序
魔王軍の城が落ち、退魔軍は人間の救出に当たっていた。
「誰か! 誰か返事をしろ!」
兵士は大声で呼びかけた。ただ一人で、ツタに閉じられた扉を蹴破る。
暗い部屋の中は、魔王軍の屋内農園だった。ツタがあふれる室内に、巨大な半透明の果実があちこちにぶらさがっている。
中には、人間が一人ずつ入れられていた。そこは液体で満たされ、まるで胎児を直接見ているような不気味さがある。
兵士はナイフで、果実の皮を切り裂いた。液体が流れ出し、中の人間が床に落ちた。
「だめか……」
しかし、その者はすでに死んでいた。
「ひどい! これが魔王軍のやりかたか!」
ほかの者も同様だった。この果実に入れられた人間は、みな生命を吸われて死んでいた。それでも兵士は、ひとつひとつから人間を取り出していった。

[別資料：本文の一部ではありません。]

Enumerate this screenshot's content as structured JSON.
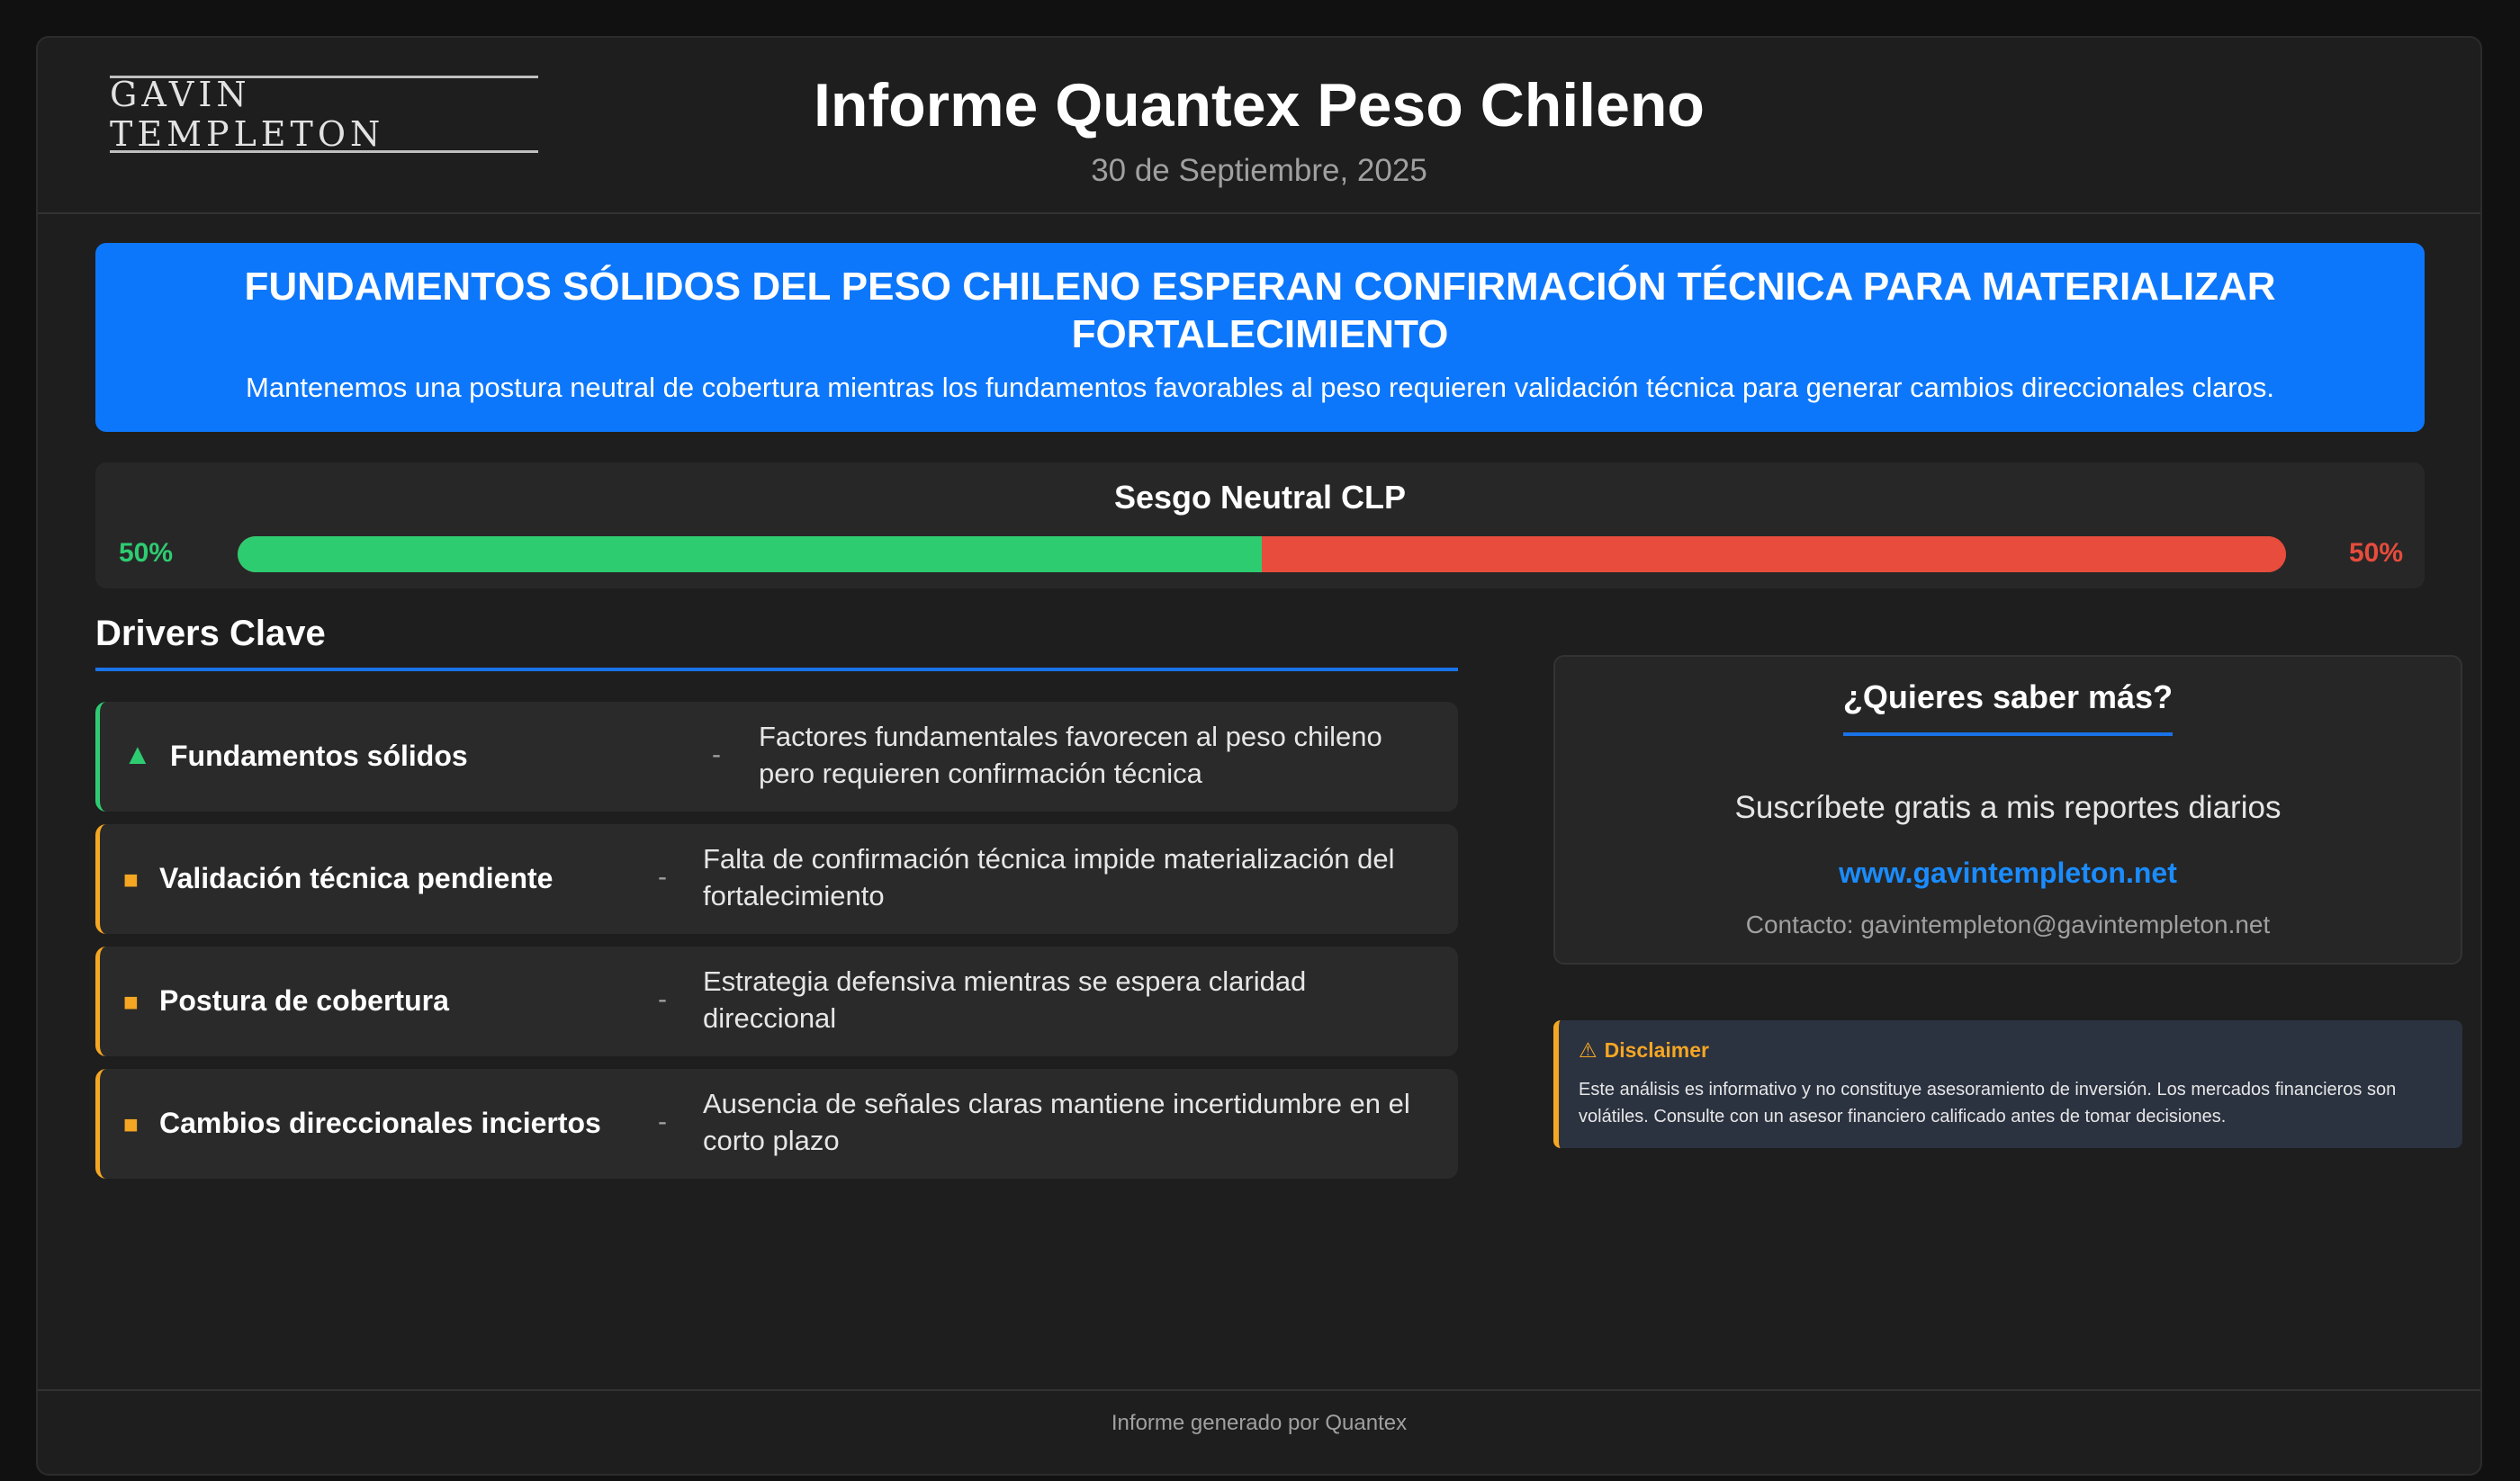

そのうちに、奇妙な果実に当たった。ほかのものと違い、金色に光を帯びている。中には裸の幼女が丸まっていた。歳は五つか六つといったところだろうか。
「こんな子供まで……!」
兵士がこぶしを握りしめた瞬間、幼女の目が開いた。
「生きてる!?
兵士はすぐさま皮を切る。果実の中に手を突っ込み、幼女を引きずり出した。
「ゲホッ、ゴホッゴホッ」
「しっかり。しっかりして」
幼女を抱きかかえ、液体を吐かせる。
「おとうさん、おかあさん……」
「怖い思いをしたのね……もう大丈夫よ」
ベリンダは幼女をぎゅっと抱きしめる。幼女はベリンダの腕の中でつぶやいた。
「カイは? カイはどうなったの?」
「カイ? 誰かの名前?」
「カイ……」
そのまま彼女は、兵士にすがって泣き出した。すすり泣く声が、むなしく響いた。
「ベリンダ、生き残った者はいたか?」
兵士の名を呼んで、女将軍が入ってきた。
「生きているのは……この子だけです、ガデューカ将軍」
「そう……」
将軍は果実の林を見上げ、眉を寄せる。
「人間の生命を吸い出す装置か……悪趣味な。魔王は、人間なんか家畜としか思っていない。たとえ魔となった人間でも……」
幼女がブルリと震えた。兵士はあわてて、幼女を強く抱きしめた。
「大丈夫よ。子供は目を閉じて、何も聞かなくていい」
「うん……」
幼女は素直に目を閉じた。
アダマース暦四九四年、帝国退魔軍ウメルス隊、魔王軍領となっていた城を奪還。
オリュザの悲劇から、半年後のことだった。
初出:2013年癸巳09月23日
※作品の完成は2010年5月頃です。